Harmonic Convergence at Mt. Shasta : New Age Dawning on Fewer Than Expected
The early turnout was lighter than expected as New Age celebrants gathered to resonate and meditate here as part of the worldwide Harmonic Convergence that was to begin at sunrise today.
The two-day happening has been hailed as everything from “the dawn of a new age” as foreseen by the Mayans and other ancient cultures to “typical summer madness.” It is supposed to be the first time in 23,412 years that the planets are so aligned as to produce a cleansing energy. Believers say that humanity’s failure to seize this cosmic opportunity would be catastrophic.
Towering Mt. Shasta, in Northern California’s lightly populated Siskiyou County, is regarded by believers as a “power point” for the cosmic event. Celebrants on the mountain, and at other similarly designated sites around the world, were expected to hold hands and hum as they contemplate the long-awaited planetary purification.
Other Convergence Spots
Other gathering spots, described as the equivalent of earthly acupuncture points, include New Mexico’s Chaco Canyon; the Grand Canyon; Haleakala, Hawaii; Machu Picchu, Peru; the Pyramids of Egypt; Mt. Olympus in Greece and Mt. Fuji in Japan. They were expected to attract hundreds of thousands of participants.
About 1,000 people were scattered among five major camps and smaller encampments on Mt. Shasta’s slopes Friday night, and another 1,000 packed the mountain area’s 15 hotels, lodges and private campgrounds, officials said. Initial reports said that as many as 150,000 were expected, said Ron Otrin, a Forest Service reserve officer.
The turnout was similar in Chaco Canyon, N.M., where organizers said thousands of people were expected to show up today but the park service estimated Saturday afternoon that just 800 had gathered.
Rumors that Mt. Shasta was to be closed to celebrants may have contributed to a smaller-than-expected turnout, Otrin said. He denied assertions by celebrants that the Forest Service had deliberately circulated reports that the mountain would be closed from sundown to sunup.
“I’m not sure how that rumor got out,” he said. “If we’re at fault, we certainly didn’t put it out on purpose.”
Still, he acknowledged, the rangers were relieved by the light turnout. If nighttime crowds had exceeded 5,000, the Forest Service probably would have closed the road to the mountaintop to protect delicate plant life in the higher meadows, he said.
Nevertheless, Daniel Zelinger, a volunteer at the Harmonic Convergence office in town, could barely keep up with the constantly ringing telephone and a steady stream of visitors asking about weekend events.

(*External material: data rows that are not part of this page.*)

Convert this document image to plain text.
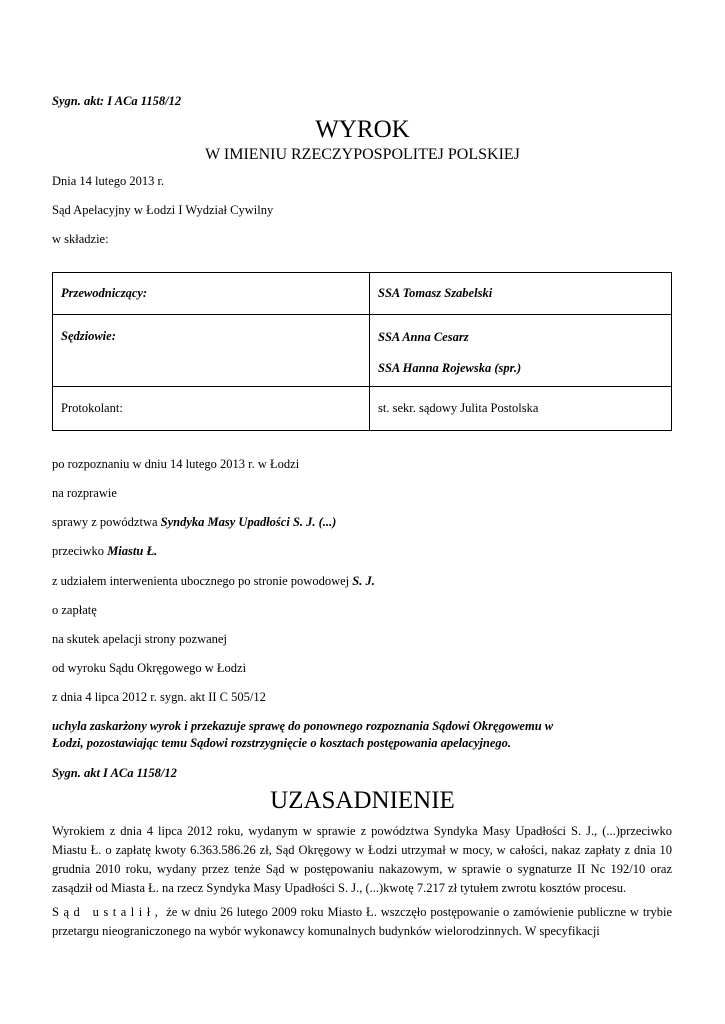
Sygn. akt: I ACa 1158/12
WYROK
W IMIENIU RZECZYPOSPOLITEJ POLSKIEJ
Dnia 14 lutego 2013 r.
Sąd Apelacyjny w Łodzi I Wydział Cywilny
w składzie:
Przewodniczący:	SSA Tomasz Szabelski
Sędziowie:	SSA Anna Cesarz
SSA Hanna Rojewska (spr.)

Protokolant:	st. sekr. sądowy Julita Postolska
po rozpoznaniu w dniu 14 lutego 2013 r. w Łodzi
na rozprawie
sprawy z powództwa Syndyka Masy Upadłości S. J. (...)
przeciwko Miastu Ł.
z udziałem interwenienta ubocznego po stronie powodowej S. J.
o zapłatę
na skutek apelacji strony pozwanej
od wyroku Sądu Okręgowego w Łodzi
z dnia 4 lipca 2012 r. sygn. akt II C 505/12
uchyla zaskarżony wyrok i przekazuje sprawę do ponownego rozpoznania Sądowi Okręgowemu w
Łodzi, pozostawiając temu Sądowi rozstrzygnięcie o kosztach postępowania apelacyjnego.
Sygn. akt I ACa 1158/12
UZASADNIENIE
Wyrokiem z dnia 4 lipca 2012 roku, wydanym w sprawie z powództwa Syndyka Masy Upadłości S. J., (...)przeciwko Miastu Ł. o zapłatę kwoty 6.363.586.26 zł, Sąd Okręgowy w Łodzi utrzymał w mocy, w całości, nakaz zapłaty z dnia 10 grudnia 2010 roku, wydany przez tenże Sąd w postępowaniu nakazowym, w sprawie o sygnaturze II Nc 192/10 oraz zasądził od Miasta Ł. na rzecz Syndyka Masy Upadłości S. J., (...)kwotę 7.217 zł tytułem zwrotu kosztów procesu.
Sąd ustalił, że w dniu 26 lutego 2009 roku Miasto Ł. wszczęło postępowanie o zamówienie publiczne w trybie przetargu nieograniczonego na wybór wykonawcy komunalnych budynków wielorodzinnych. W specyfikacji
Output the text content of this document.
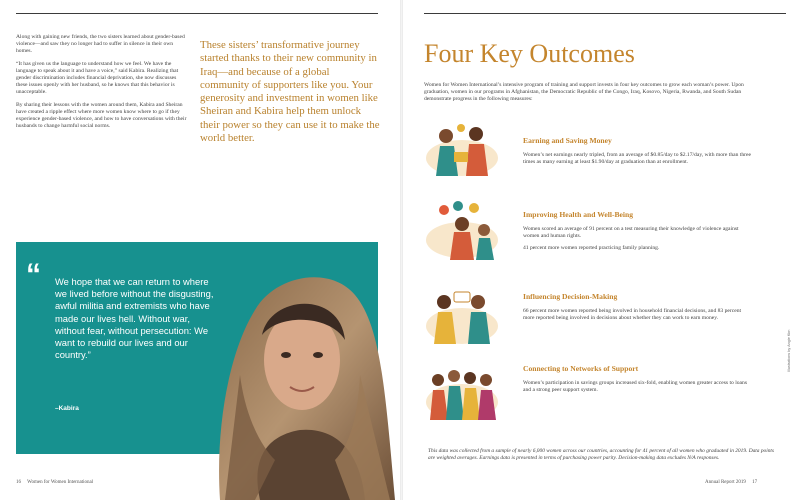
Along with gaining new friends, the two sisters learned about gender-based violence—and saw they no longer had to suffer in silence in their own homes.

“It has given us the language to understand how we feel. We have the language to speak about it and have a voice,” said Kabira. Realizing that gender discrimination includes financial deprivation, she now discusses these issues openly with her husband, so he knows that this behavior is unacceptable.

By sharing their lessons with the women around them, Kabira and Sheiran have created a ripple effect where more women know where to go if they experience gender-based violence, and how to have conversations with their husbands to change harmful social norms.

These sisters’ transformative journey started thanks to their new community in Iraq—and because of a global community of supporters like you. Your generosity and investment in women like Sheiran and Kabira help them unlock their power so they can use it to make the world better.
“ We hope that we can return to where we lived before without the disgusting, awful militia and extremists who have made our lives hell. Without war, without fear, without persecution: We want to rebuild our lives and our country.”
–Kabira
16 Women for Women International
Four Key Outcomes
Women for Women International’s intensive program of training and support invests in four key outcomes to grow each woman’s power. Upon graduation, women in our programs in Afghanistan, the Democratic Republic of the Congo, Iraq, Kosovo, Nigeria, Rwanda, and South Sudan demonstrate progress in the following measures:
Earning and Saving Money

Women’s net earnings nearly tripled, from an average of $0.85/day to $2.17/day, with more than three times as many earning at least $1.90/day at graduation than at enrollment.

Improving Health and Well-Being

Women scored an average of 91 percent on a test measuring their knowledge of violence against women and human rights.

41 percent more women reported practicing family planning.

Influencing Decision-Making

66 percent more women reported being involved in household financial decisions, and 83 percent more reported being involved in decisions about whether they can work to earn money.

Connecting to Networks of Support

Women’s participation in savings groups increased six-fold, enabling women greater access to loans and a strong peer support system.

This data was collected from a sample of nearly 6,000 women across our countries, accounting for 41 percent of all women who graduated in 2019. Data points are weighted averages. Earnings data is presented in terms of purchasing power parity. Decision-making data excludes N/A responses.
Illustrations by Angie Kim
Annual Report 2019 17
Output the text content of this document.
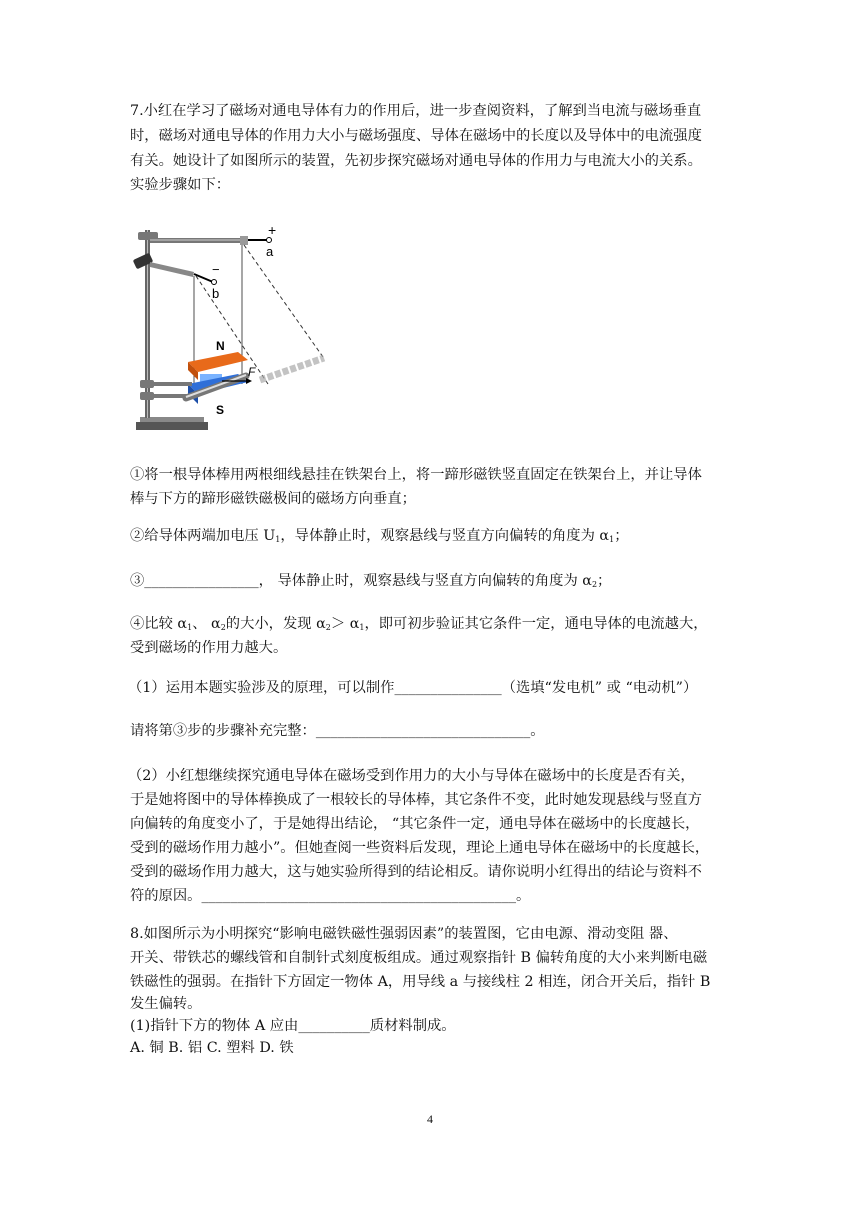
7.小红在学习了磁场对通电导体有力的作用后，进一步查阅资料，了解到当电流与磁场垂直
时，磁场对通电导体的作用力大小与磁场强度、导体在磁场中的长度以及导体中的电流强度
有关。她设计了如图所示的装置，先初步探究磁场对通电导体的作用力与电流大小的关系。
实验步骤如下：
+
a
−
b
N
S
F
①将一根导体棒用两根细线悬挂在铁架台上，将一蹄形磁铁竖直固定在铁架台上，并让导体
棒与下方的蹄形磁铁磁极间的磁场方向垂直；
②给导体两端加电压 $U_1$，导体静止时，观察悬线与竖直方向偏转的角度为 $\alpha_1$；
③________________， 导体静止时，观察悬线与竖直方向偏转的角度为 $\alpha_2$；
④比较 $\alpha_1$、 $\alpha_2$的大小，发现 $\alpha_2> \alpha_1$，即可初步验证其它条件一定，通电导体的电流越大，
受到磁场的作用力越大。
（1）运用本题实验涉及的原理，可以制作_______________（选填“发电机” 或 “电动机”）
请将第③步的步骤补充完整：______________________________。
（2）小红想继续探究通电导体在磁场受到作用力的大小与导体在磁场中的长度是否有关，
于是她将图中的导体棒换成了一根较长的导体棒，其它条件不变，此时她发现悬线与竖直方
向偏转的角度变小了，于是她得出结论， “其它条件一定，通电导体在磁场中的长度越长，
受到的磁场作用力越小”。但她查阅一些资料后发现，理论上通电导体在磁场中的长度越长，
受到的磁场作用力越大，这与她实验所得到的结论相反。请你说明小红得出的结论与资料不
符的原因。____________________________________________。
8.如图所示为小明探究“影响电磁铁磁性强弱因素”的装置图，它由电源、滑动变阻 器、
开关、带铁芯的螺线管和自制针式刻度板组成。通过观察指针 B 偏转角度的大小来判断电磁
铁磁性的强弱。在指针下方固定一物体 A，用导线 a 与接线柱 2 相连，闭合开关后，指针 B
发生偏转。
(1)指针下方的物体 A 应由__________质材料制成。
A. 铜 B. 铝 C. 塑料 D. 铁
4
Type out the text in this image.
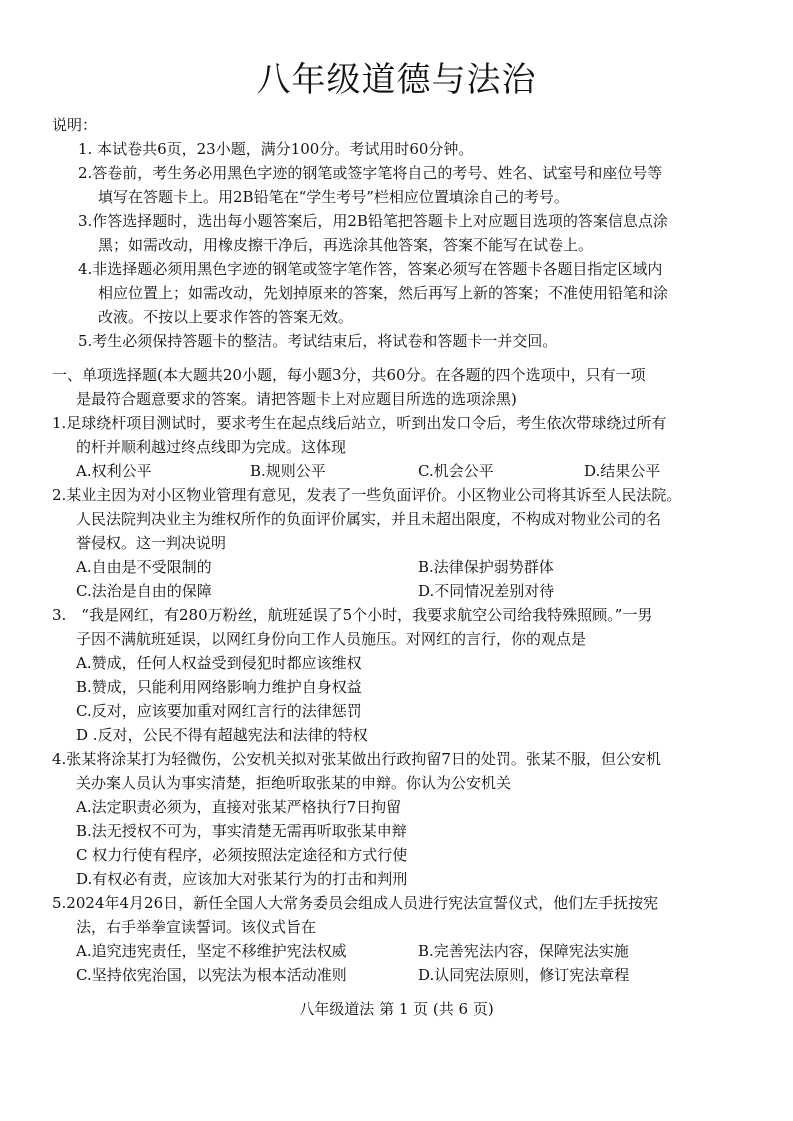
八年级道德与法治
说明：
1. 本试卷共6页，23小题，满分100分。考试用时60分钟。
2.答卷前，考生务必用黑色字迹的钢笔或签字笔将自己的考号、姓名、试室号和座位号等
填写在答题卡上。用2B铅笔在“学生考号”栏相应位置填涂自己的考号。
3.作答选择题时，选出每小题答案后，用2B铅笔把答题卡上对应题目选项的答案信息点涂
黑；如需改动，用橡皮擦干净后，再选涂其他答案，答案不能写在试卷上。
4.非选择题必须用黑色字迹的钢笔或签字笔作答，答案必须写在答题卡各题目指定区域内
相应位置上；如需改动，先划掉原来的答案，然后再写上新的答案；不准使用铅笔和涂
改液。不按以上要求作答的答案无效。
5.考生必须保持答题卡的整洁。考试结束后，将试卷和答题卡一并交回。
一、单项选择题(本大题共20小题，每小题3分，共60分。在各题的四个选项中，只有一项
是最符合题意要求的答案。请把答题卡上对应题目所选的选项涂黑)
1.足球绕杆项目测试时，要求考生在起点线后站立，听到出发口令后，考生依次带球绕过所有
的杆并顺利越过终点线即为完成。这体现
A.权利公平	B.规则公平	C.机会公平	D.结果公平
2.某业主因为对小区物业管理有意见，发表了一些负面评价。小区物业公司将其诉至人民法院。
人民法院判决业主为维权所作的负面评价属实，并且未超出限度，不构成对物业公司的名
誉侵权。这一判决说明
A.自由是不受限制的	B.法律保护弱势群体
C.法治是自由的保障	D.不同情况差别对待
3.　“我是网红，有280万粉丝，航班延误了5个小时，我要求航空公司给我特殊照顾。”一男
子因不满航班延误，以网红身份向工作人员施压。对网红的言行，你的观点是
A.赞成，任何人权益受到侵犯时都应该维权
B.赞成，只能利用网络影响力维护自身权益
C.反对，应该要加重对网红言行的法律惩罚
D .反对，公民不得有超越宪法和法律的特权
4.张某将涂某打为轻微伤，公安机关拟对张某做出行政拘留7日的处罚。张某不服，但公安机
关办案人员认为事实清楚，拒绝听取张某的申辩。你认为公安机关
A.法定职责必须为，直接对张某严格执行7日拘留
B.法无授权不可为，事实清楚无需再听取张某申辩
C 权力行使有程序，必须按照法定途径和方式行使
D.有权必有责，应该加大对张某行为的打击和判刑
5.2024年4月26日，新任全国人大常务委员会组成人员进行宪法宣誓仪式，他们左手抚按宪
法，右手举拳宣读誓词。该仪式旨在
A.追究违宪责任，坚定不移维护宪法权威	B.完善宪法内容，保障宪法实施
C.坚持依宪治国，以宪法为根本活动准则	D.认同宪法原则，修订宪法章程
八年级道法 第 1 页 (共 6 页)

He expressed delight at the turnout.
Volunteers working in the month-old office held no expectations about crowd size, he said. They were perfectly content, he said, with the numbers of participants.
But A.M.S. Health Food owner Pat, who declined to give her last name, said her overstocked shelves of organic fruits and vegetables may rot before the week is out. The rumors had diverted people to other holy sites or had convinced them to converge in their own backyards, she said.
Still, she said, “business is pretty darned good.”